Data Corruption when Cutting a TTree

I am working on a project where I need to read data from an input tree and then make a decision on whether or not to copy each event over to an output tree so I wrote a short program in C++ to tackle this issue. This has caused problems when I am reading and copying data from branches that contain array values in each event. The size of the array varies between events, but there is an additional branch detailing how big this array is for each event. So I am using vectors to store the data in each event of the array branch temporarily and choosing the size of the vector after I read the branch that gives me the size of the array. I will show a quick example of what I have been doing so far:

int main(int argc, char** argv)
{
     TFile* ifile = new TFile(argv[1], "READ", "InputFile");
     TTree* itree = (TTree*) ifile->Get("ExampleTree");
     TFile* ofile = new TFile(argv[2], "RECREATE", "OutputFile");
     TTree* otree = itree->CloneTree(0);

     int i;
     int j;
     Int_t ArraySize;

     itree->SetBranchAddress("ArraySize", &ArraySize);

     for(i = 0; i < itree->GetEntries(); i++)
     {
          itree->GetEntry(i);

          vector <Double_t> Array;
          Array.resize(ArraySize);
          itree->SetBranchAddress("Array", Array.data());
          itree->GetEntry(i);
          itree->SetBranchAddress("Array", nullptr);

          Double_t CutCondition = 0;

          for(j = 0; j < Array.size(); j++)
          {
               CutCondition += Array[j];
          }

               if(CutCondition > 5)
                    otree->Fill();

     }

     ofile->Write();
     ofile->Close();
     ifile->Close();

     return 0;
}

However, when I look at the branch for “Array” in the output file, the values of the branch will be nonsense. What am I doing wrong and is there a better way to do what I am trying to accomplish? Thanks for the advice in advance.

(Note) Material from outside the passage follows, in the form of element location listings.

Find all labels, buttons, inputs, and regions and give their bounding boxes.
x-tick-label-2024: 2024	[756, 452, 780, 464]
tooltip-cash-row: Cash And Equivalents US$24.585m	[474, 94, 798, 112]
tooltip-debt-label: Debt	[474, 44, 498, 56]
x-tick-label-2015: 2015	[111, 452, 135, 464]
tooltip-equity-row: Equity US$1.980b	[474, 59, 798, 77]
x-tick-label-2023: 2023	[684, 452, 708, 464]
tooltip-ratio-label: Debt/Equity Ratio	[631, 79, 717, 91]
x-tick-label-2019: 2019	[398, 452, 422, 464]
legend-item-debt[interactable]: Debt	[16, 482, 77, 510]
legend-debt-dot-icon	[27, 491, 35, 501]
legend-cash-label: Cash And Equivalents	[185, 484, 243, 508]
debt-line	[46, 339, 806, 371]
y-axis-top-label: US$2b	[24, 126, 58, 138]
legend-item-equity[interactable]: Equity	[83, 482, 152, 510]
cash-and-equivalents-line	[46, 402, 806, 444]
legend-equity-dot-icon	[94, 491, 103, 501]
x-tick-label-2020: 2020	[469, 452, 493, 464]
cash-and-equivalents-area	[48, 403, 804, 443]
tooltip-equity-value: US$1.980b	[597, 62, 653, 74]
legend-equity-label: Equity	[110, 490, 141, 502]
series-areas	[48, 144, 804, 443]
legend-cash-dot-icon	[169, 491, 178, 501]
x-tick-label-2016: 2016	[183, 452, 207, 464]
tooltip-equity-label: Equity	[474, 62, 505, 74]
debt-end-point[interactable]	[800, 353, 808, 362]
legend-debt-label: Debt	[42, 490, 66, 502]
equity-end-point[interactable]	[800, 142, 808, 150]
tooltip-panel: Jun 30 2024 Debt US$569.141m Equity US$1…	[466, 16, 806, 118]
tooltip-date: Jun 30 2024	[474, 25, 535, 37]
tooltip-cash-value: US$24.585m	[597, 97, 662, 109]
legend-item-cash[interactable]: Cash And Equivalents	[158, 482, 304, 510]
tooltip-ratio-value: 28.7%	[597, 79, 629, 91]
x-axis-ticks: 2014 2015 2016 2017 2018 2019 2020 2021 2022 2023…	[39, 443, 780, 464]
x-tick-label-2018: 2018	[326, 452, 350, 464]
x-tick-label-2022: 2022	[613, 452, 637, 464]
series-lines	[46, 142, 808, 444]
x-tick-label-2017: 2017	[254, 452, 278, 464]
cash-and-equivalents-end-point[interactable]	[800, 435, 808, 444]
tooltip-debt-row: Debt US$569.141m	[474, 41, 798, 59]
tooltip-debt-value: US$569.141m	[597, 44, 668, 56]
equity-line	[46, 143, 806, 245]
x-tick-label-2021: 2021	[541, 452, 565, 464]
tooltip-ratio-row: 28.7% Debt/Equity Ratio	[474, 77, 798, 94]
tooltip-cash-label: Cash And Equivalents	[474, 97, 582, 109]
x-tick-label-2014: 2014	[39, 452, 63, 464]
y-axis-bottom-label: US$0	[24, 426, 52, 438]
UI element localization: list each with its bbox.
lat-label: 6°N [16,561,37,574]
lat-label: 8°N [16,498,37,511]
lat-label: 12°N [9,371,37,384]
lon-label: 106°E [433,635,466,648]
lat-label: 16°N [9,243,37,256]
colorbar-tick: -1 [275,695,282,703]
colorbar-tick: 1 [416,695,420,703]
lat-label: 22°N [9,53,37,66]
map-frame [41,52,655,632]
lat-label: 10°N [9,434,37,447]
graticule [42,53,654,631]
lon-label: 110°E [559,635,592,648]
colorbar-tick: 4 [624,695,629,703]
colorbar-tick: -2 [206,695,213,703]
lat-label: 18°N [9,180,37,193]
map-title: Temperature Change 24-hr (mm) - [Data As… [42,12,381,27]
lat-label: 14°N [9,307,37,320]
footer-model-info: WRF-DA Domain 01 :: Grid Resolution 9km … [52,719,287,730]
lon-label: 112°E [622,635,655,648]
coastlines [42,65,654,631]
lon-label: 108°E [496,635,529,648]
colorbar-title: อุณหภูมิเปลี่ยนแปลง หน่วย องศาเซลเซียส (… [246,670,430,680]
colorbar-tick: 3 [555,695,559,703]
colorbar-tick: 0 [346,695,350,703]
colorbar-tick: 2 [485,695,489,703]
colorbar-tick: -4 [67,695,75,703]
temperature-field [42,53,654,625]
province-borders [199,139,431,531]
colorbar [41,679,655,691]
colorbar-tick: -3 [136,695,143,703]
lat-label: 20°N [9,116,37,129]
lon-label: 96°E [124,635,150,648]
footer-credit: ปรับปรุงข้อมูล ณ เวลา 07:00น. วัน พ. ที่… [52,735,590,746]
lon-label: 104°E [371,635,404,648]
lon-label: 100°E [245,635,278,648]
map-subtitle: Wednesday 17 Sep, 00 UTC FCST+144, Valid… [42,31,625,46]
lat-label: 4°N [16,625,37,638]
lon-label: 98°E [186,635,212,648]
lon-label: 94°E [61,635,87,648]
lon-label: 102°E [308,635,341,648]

Please read tips for efficient and successful posting and posting code

_ROOT Version: 5.34/38
_Platform: _ Not Provided
Compiler: Not Provided


Hi,
if you can update your ROOT version, there is indeed a better way, literally in one line of code:

ROOT::RDataFrame("ExampleTree", "InputFile").Filter("Sum(Array) > 5").Snapshot("ExampleTree", "OutputFile");

More info about RDataFrame here.

As per what goes wrong: all other branches are fine, just the “Array” branch contains bogus values in the output file? If yes, my bet would be that SetBranchAddress(..., nullptr) interferes with the CloneTree. Maybe you can call otree->SetBranchAddress to force the right address for the input branch (not sure, @pcanal can comment with more authority).

Cheers,
Enrico

Yes the SetBranchAddress to nullptr is disastrous as the address is propagated also to the output tree … thus it has nothing valid to write down. Just removing that SetBranchAddress should solve the problem.

I would consider using the following ‘improvements’ on the code

int i;
     int j;
     Int_t ArraySize;
     TBranch *brArraySize = nullptr;

     itree->SetBranchAddress("ArraySize", &ArraySize, &brArraySize);

     vector <Double_t> Array;
     for(i = 0; i < itree->GetEntries(); i++)
     {
          long long localentry = itree->LoadTree(i);
          brArraySize->GetEntry(localentry);
       
         if (Array.size() < ArraySize) {
             Array.resize(ArraySize);
              itree->SetBranchAddress("Array", Array.data());
         }
         itree->GetEntry(i);

          Double_t CutCondition = 0;

          for(j = 0; j < ArraySize; j++)
          {
               CutCondition += Array[j];
          }

               if(CutCondition > 5)
                    otree->Fill();

     }
     itree->ResetBranchAddreses();

Thank you for the response, I tried this and it seems to solve my issue. However, I want to understand how this solution works. I am a bit unclear on a few things:

  1. What is the purpose of including a TBranch in the code and using itree->LoadTree(i) rather than just using the integer ArraySize and calling itree->GetEntry(i)?

  2. Since we don’t set the address of “Array” to a nullptr and after the loop the branch address is still set to Array.data(), how are we making sure that a seg fault doesn’t occur from trying to get the new value of ArraySize but in the process of doing so dumping the data from the branch ArraySize into the vector ArraySize and having the vector be smaller than it’s supposed to since we haven’t resize it yet.

I think I have an idea of what is going on in the code, but want to make sure I fully understand what you did. Thank you for your help.

The LoadTree is not strictly necessary. It makes the code able to support TChain in addition to TTree.

Note that TTree::GetEntries returns a long long (aka Long64_t) and thus i should be declared the same.

I used brArraySize->GetEntry rather than itree->GetEntry to avoid reading the whole entry twice.

how are we making sure that a seg fault doesn’t occur from trying to get the new value of ArraySize

This is another property of calling “just” brArraySize->GetEntry in that the array itself is not read until we got a chance to resize it.

This topic was automatically closed 14 days after the last reply. New replies are no longer allowed.